窓を開けて換気し、間隔を取って練習する生徒ら=25日午前9時50分、足利市第二中

 新型コロナウイルスの感染拡大の防止策として文部科学省が示した学校再開に向けた指針を踏まえ、県内の一部の市町で25日、小中学校の部活動が再開された。生徒同士が離れて楽器を奏でるなど普段とは違う方法に戸惑いつつも、再会した仲間と充実した表情で練習に励んだ。

 この日、部活動を再開したのは足利市、茂木、益子、市貝町の4市町。各学校の判断で、「教室の徹底した換気」といった予防策を取りながら行った。

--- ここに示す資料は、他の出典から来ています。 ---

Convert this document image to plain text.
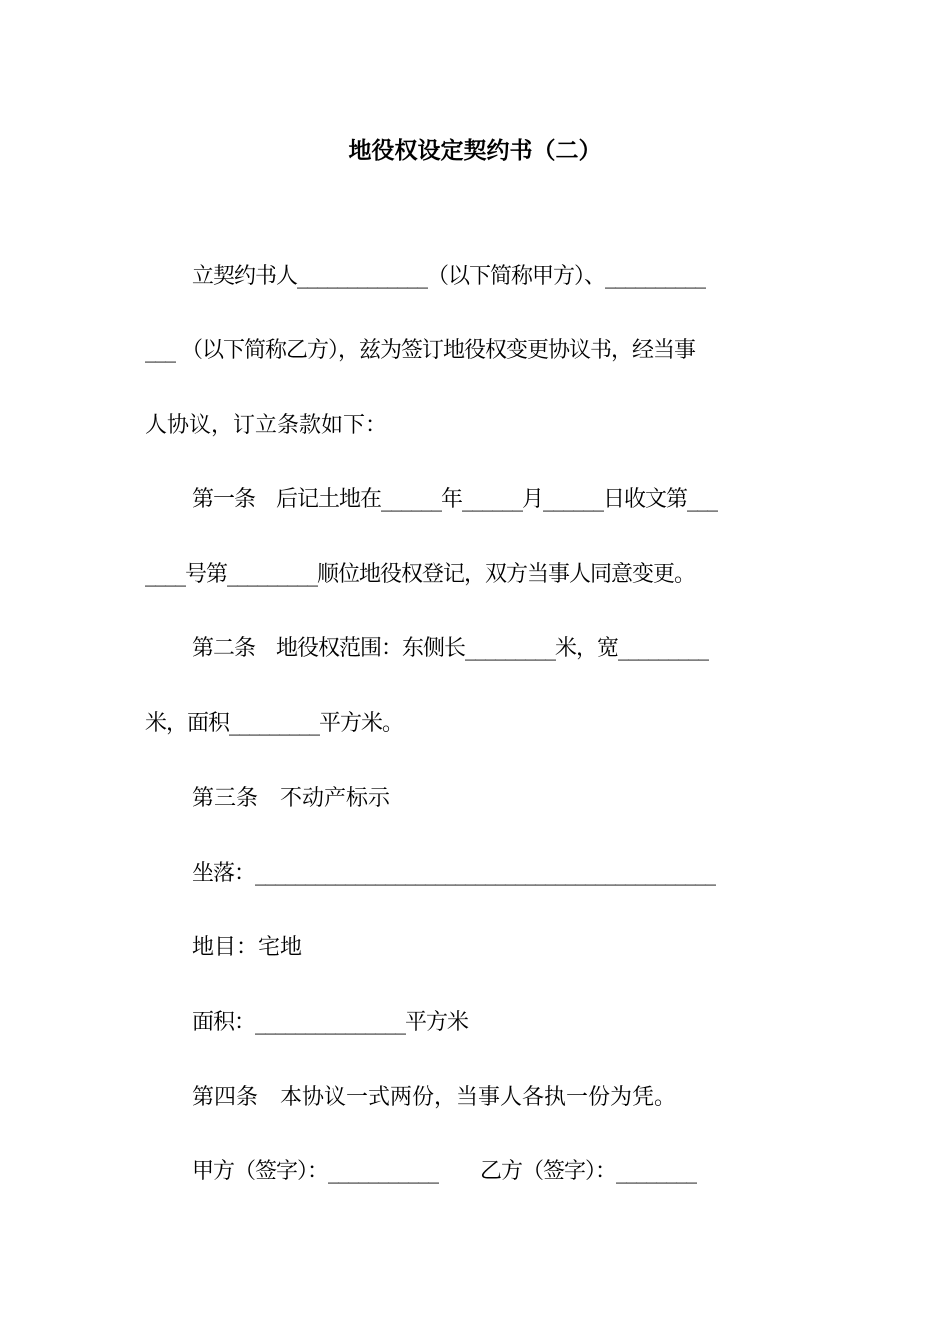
地役权设定契约书（二）
立契约书人_____________（以下简称甲方）、__________
___ （以下简称乙方），兹为签订地役权变更协议书，经当事
人协议，订立条款如下：
第一条　后记土地在______年______月______日收文第___
____号第_________顺位地役权登记，双方当事人同意变更。
第二条　地役权范围：东侧长_________米，宽_________
米，面积_________平方米。
第三条　不动产标示
坐落：______________________________________________
地目：宅地
面积：_______________平方米
第四条　本协议一式两份，当事人各执一份为凭。
甲方（签字）：___________　　乙方（签字）：________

 足利第二中は2月29日に休校して以来、約4週間ぶりに部活動を再開。吹奏楽部は教室の窓を全開にした上、1、2年生の部員約20人が2メートル以上間隔を取って楽器を響かせた。大きな声を掛け合いながら意思疎通を図っていた。

 30日の離任式での演奏に向けて、全体練習を20分に短縮するなど工夫しながら進めていく。同部長の2年菊地凜香(きくちりんか)さん(14)は「戸惑いもあるが、限られた中でしっかり練習したい」と話した。

 ほかに卓球、剣道部は武道場の窓を全開にし、バレーボール部は密集を作らないようバドミントンを使った練習を行った。